Should Sikhs wear motorcycle helmets?

Sikh Baljinder Badesha rides without a helmet

What is more important: Religious belief or safety? The issue has been around for a while and has recently resurfaced in Canada.

WATCH SIKH TIE TURBAN WHILE RIDING

Ontario Premier Kathleen Wynne has ruled against turban-wearing Sikhs being exempt from wearing a helmet while riding a motorcycle saying that safety is the utmost priority.

It follows a $100 fine given to Sikh Baljinder Badesha who rode without a helmet.

The Premier claims that in jurisdictions with mandatory helmet laws, death rates in motorcycle accidents have gone down 30% and head injuries down by 75%. Ontario has a mandatory helmet law which the courts have found doesn’t infringe on the Charter of Rights and Freedoms or the Ontario Human Rights Code.

The Canadian Sikh Association says the decision is “deeply” disappointing.

In 2013, a Queensland court ruled that a turban-wearing Sikh didn’t need to wear a helmet while riding a bicycle, but that ruling has not yet been tested for the use of riding motorcycles!

Another similar issue is the right of fuel station operators to require motorcycle riders to remove their helmets before fuelling for “safety reasons”, yet they can’t require Muslim women wearing a hijab to unveil their faces. (Actually, it’s not really a safety issue at all, but an issue of identifying people in case they “do a runner” without paying.)

So, is safety more important than religious freedom?
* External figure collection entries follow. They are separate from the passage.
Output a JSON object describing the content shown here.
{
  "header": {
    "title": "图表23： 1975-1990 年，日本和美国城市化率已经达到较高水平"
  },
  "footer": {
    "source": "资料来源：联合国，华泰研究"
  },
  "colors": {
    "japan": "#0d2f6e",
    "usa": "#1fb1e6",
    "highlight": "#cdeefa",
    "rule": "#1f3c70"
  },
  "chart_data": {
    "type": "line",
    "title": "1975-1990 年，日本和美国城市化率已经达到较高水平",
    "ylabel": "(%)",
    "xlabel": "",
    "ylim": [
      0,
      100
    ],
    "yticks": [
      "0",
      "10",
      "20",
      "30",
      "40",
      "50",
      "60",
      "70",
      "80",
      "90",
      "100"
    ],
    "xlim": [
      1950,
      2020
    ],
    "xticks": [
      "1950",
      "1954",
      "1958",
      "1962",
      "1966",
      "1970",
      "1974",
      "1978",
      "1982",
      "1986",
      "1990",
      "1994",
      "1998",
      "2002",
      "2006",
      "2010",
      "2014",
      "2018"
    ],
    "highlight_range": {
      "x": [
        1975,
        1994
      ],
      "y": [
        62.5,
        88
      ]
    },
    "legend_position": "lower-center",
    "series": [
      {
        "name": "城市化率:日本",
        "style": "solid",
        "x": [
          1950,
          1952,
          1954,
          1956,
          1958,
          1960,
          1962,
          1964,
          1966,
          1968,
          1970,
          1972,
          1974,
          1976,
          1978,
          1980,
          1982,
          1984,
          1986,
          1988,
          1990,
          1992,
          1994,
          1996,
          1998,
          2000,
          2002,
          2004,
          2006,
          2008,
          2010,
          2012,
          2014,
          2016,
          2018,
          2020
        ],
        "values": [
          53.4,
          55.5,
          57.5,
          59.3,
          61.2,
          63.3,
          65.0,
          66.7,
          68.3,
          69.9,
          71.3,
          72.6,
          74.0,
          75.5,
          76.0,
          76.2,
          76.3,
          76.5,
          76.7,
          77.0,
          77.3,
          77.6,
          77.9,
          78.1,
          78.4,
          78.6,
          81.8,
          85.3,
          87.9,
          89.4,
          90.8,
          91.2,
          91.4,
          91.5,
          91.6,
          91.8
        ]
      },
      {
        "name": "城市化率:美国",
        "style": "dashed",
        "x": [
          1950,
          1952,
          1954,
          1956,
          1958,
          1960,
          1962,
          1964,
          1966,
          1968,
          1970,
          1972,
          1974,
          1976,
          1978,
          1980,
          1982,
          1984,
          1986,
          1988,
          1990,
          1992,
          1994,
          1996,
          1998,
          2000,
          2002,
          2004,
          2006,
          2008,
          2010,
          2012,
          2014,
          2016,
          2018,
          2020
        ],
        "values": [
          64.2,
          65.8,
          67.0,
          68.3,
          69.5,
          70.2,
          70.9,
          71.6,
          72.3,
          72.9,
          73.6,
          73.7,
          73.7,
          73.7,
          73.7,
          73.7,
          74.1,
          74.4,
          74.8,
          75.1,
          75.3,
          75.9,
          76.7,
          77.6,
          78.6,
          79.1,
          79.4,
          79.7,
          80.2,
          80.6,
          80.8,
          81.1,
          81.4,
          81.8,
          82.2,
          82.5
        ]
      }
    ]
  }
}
Or should there be legal exemptions based on religious rites?

10 Comments

  1. During the First and Second World Wars, sikhs fought for the British Empire. They did NOT wear helmets while being shot at by the enemy as their beliefs forbid them from removing it. If a sikh is prepared to go into battle for this country without a helmet why should they not be allowed to ride a motorcycle without one. I’m writing from England where this law was changed as a consequence of the above point by the government who initially objected.
    To those who say rules are rules, get a life.

  2. If person go on work a sikh not able to go without turbn and helmet we can not wear over the turbn it posses psychological more chance of risk please allow the person with proper thick turbn to drive because without turbn no sikh is sikh

  3. I believe its their own choice – Helmetless or Headless? Both linked in the rising numbers of deaths in motorcycle accidents, especially so in places like Florida that has no helmet law. I am amiss at what the real issue here is and am puzzled why any rider in his right mind (pun intended) would NOT choose to wear a protective helmet considering the extreme danger of riding motorcycles.

  4. I don’t think they could fit a helmet on as their turbans cover a lifetime of never getting a haircut. (I worked with a Indian whose hair could touch the ground standing up) They would have the same problem as a person with a lifetime growth of dreadlocks. Now until Nolan comes out with the new n104 in XXXXXXL or puts in a pony tail hole then they will have no excuses.

  5. Sorry, but rules are rules. I could have a scalp condition for example and not want to wear a helmet….tough titty.
    All this inequality does is undermine minorities and cause resentment. The turban comes off at times, so it can come off to put a helmet on.

    1. John is spot on.. you dont like our rules… theres the door. I didnt make you come here. And what kills me is how we have to bend to accomodate them. Why? Most immigrants come to our land for a better life. Well maybe life is better here cause we have laws that citizens must follow, as apposes to kids walking down the streets with rocket launchers. And i bet your bottom dollar that if i was overseas in their home land theyd be the first to tell me im not allowed to do this or that. Man this bothers me. Follow the rules or get out.

      1. Hi “Me”,
        I hear what you are saying and you may be right about what you would be allowed to do in other countries.
        However, isn’t it worth celebrating how our democratic society stands apart from others because our citizens are free to challenge the laws and our legal system is flexible enough to adapt to an ever-changing society?
        Otherwise, we’d still have capital punishment and women and aborigines would not be allowed to vote.
        Motorcyclists are often the outcasts of society, so surely we can sympathise with people who do not “fit in”.